Goal: connect implementation choices to larger ideas without over-claiming what the product can prove.

Time-boxed routes

If you have...Read this
10 minutesThesis → System Overview → Module Catalog
30 minutesThesis → State Architecture → Offline Strategy → Getting Started
60 minutesThesis → all Architecture pages → Module Catalog → OpenSpec specs
Half a dayFull docs pass, then inspect app.js, deep modules, and sw.js directly

What to notice while reading

Product readers should ask

  • Does each game mode strengthen the same product story, or does it feel bolted on?
  • Is local-first progress a meaningful value proposition or just a technical convenience?
  • Which parts of the experience are designed for repeated use rather than one-time novelty?

Architecture readers should ask

  • Is state ownership explicit, or does data leak across layers?
  • Are the so-called deep modules actually small at the interface and rich in hidden behavior?
  • Does the offline strategy align with the product’s claim about dependable short sessions?

Contributors should ask

  • Which file owns the behavior I want to change?
  • What spec or RFC constrains that change?
  • What is the minimal verification loop that proves I did not break the docs site or the app?

Practical exercises

Exercise 1

Open src/game-manager.js and write down the public interface in one sentence. If you need more than one sentence, the interface may not be small enough.

Exercise 2

Compare src/storage.js with src/settings-manager.js. Note where persistence ends and higher-level policy begins.

Exercise 3

Read sw.js and classify which assets are precached, which are runtime cached, and which still depend on first-load network access.

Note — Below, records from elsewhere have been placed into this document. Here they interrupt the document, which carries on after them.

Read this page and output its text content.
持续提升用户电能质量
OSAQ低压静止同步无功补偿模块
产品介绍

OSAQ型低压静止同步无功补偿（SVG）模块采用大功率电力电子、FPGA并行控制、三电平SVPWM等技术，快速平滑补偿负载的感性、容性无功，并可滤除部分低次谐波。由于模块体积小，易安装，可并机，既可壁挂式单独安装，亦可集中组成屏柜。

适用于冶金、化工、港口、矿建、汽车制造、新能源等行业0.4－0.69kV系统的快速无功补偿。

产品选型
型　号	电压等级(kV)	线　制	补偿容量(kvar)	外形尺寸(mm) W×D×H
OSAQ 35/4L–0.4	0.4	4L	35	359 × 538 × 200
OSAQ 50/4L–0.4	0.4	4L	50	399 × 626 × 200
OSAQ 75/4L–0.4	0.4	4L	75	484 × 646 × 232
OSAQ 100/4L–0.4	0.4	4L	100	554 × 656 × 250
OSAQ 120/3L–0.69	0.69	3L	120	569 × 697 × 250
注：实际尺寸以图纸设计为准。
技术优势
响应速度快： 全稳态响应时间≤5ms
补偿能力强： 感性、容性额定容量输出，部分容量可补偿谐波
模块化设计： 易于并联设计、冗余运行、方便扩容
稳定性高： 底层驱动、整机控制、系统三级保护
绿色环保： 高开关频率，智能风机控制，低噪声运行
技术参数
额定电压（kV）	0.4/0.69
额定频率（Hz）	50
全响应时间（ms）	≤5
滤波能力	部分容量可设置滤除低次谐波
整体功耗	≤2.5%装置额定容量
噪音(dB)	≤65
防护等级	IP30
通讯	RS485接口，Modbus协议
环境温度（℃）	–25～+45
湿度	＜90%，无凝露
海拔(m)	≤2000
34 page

Reading discipline for contributors

When you are ready to modify behavior, follow this loop:

  1. Read the relevant docs page.
  2. Read the matching source file(s).
  3. Cross-check the matching OpenSpec material.
  4. Make the smallest coherent change.
  5. Run the appropriate verification commands.
  6. Update docs if the architectural story changed.

Graduation criteria

A reader has completed the learning path when they can answer the following without guessing:

  • Why does Mind Gym use a three-layer state model?
  • Which modules qualify as deep modules, and why?
  • What survives offline, and what does not?
  • Where should a contributor start when changing gameplay, state, or docs?